The incident, which occurred in the driver motor home lot after the race, stemmed from a restart in which Johnson made contact with the right side of Harvick’s car, cutting his right rear tire. The tire eventually went down, sending Harvick’s No. 4 Chevrolet into the outside wall and resulting in a 42nd-place finish.
Johnson refused to take blame for the contact and attempted to discuss the incident with Harvick after the race in the motor home lot, but Harvick was having none of it. Immediately after walking out of the motor home, Harvick gave Johnson a jab in the chest and had to be restrained by business manager Josh Jones. As Harvick jawed away at the six-time champion, Johnson walked away shaking his head.

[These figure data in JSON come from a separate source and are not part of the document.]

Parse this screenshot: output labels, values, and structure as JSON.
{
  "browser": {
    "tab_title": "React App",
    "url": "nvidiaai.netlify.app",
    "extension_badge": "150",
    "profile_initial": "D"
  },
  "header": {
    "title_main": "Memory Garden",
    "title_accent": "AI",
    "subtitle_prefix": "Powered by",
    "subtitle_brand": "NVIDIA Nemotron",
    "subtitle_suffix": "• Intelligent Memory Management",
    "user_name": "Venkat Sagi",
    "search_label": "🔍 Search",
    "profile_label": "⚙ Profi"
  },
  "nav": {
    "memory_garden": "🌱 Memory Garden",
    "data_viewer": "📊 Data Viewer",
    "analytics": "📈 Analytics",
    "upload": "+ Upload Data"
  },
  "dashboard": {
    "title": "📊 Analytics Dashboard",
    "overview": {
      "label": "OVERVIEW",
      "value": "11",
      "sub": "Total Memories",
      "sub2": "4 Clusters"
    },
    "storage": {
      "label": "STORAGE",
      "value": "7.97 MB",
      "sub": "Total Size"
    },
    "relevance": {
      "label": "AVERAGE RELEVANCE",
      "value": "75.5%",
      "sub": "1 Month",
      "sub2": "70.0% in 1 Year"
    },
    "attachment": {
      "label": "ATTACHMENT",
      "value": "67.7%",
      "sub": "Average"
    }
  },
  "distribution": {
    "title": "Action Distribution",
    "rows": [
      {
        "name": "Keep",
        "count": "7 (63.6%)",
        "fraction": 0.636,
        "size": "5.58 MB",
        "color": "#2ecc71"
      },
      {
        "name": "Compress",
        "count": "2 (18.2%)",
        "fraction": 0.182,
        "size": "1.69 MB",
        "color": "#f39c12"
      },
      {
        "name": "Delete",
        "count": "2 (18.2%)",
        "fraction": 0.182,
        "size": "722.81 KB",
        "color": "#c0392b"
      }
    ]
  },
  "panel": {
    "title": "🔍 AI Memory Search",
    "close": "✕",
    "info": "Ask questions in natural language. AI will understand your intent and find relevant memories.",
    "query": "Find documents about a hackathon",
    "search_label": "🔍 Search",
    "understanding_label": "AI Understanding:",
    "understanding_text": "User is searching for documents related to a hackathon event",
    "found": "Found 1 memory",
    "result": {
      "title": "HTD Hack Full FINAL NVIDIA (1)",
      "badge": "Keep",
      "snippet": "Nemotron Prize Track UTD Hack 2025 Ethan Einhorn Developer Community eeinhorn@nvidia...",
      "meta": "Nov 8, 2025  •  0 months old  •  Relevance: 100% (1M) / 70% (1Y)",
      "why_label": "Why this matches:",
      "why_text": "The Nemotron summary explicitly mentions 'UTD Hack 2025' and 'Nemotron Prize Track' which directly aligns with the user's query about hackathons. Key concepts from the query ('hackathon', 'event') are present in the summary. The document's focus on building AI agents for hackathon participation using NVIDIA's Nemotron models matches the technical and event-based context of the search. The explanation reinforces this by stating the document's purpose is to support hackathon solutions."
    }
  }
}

Despite the physical confrontation after the race, NASCAR officials confirmed to FOXSports.com that neither driver would be penalized for the incident.
NASCAR executive vice president and chief racing development officer Steve O’Donnell joined SiriusXM NASCAR radio’s "The Morning Drive" to discuss the post-race confrontation, saying, "There won’t be any penalties."
"We look at that … as emotion coming out when the stakes are really high in the Chase," O’Donnell told SiriusXM NASCAR raido. "That’s a reigning champion who finds himself in a tough spot with two races and really needing a win, so you understand the frustration there. Obviously, you don’t like to see what happened, but from our standpoint that’s just pure emotion coming out when the stakes are high and knowing how important it is to go out and win a championship."
The footage has become a staple for promoting the intensity of the Chase. Neither driver was penalized, but both crew chiefs were fined and four crew members were suspended.
While none of the Chase drivers were fined for their post-race antics, NASCAR did issue fines to Casey Mears and Marcos Ambrose after a confrontation in the garage after the April 2014 Sprint Cup race at Richmond International Raceway. Unlike the Johnson-Harvick incident, Ambrose landed a punch on Mears’ face.
Fights and confrontations have long been a part of NASCAR history, and the Johnson-Harvick incident is just the latest in the string of post-race excitement.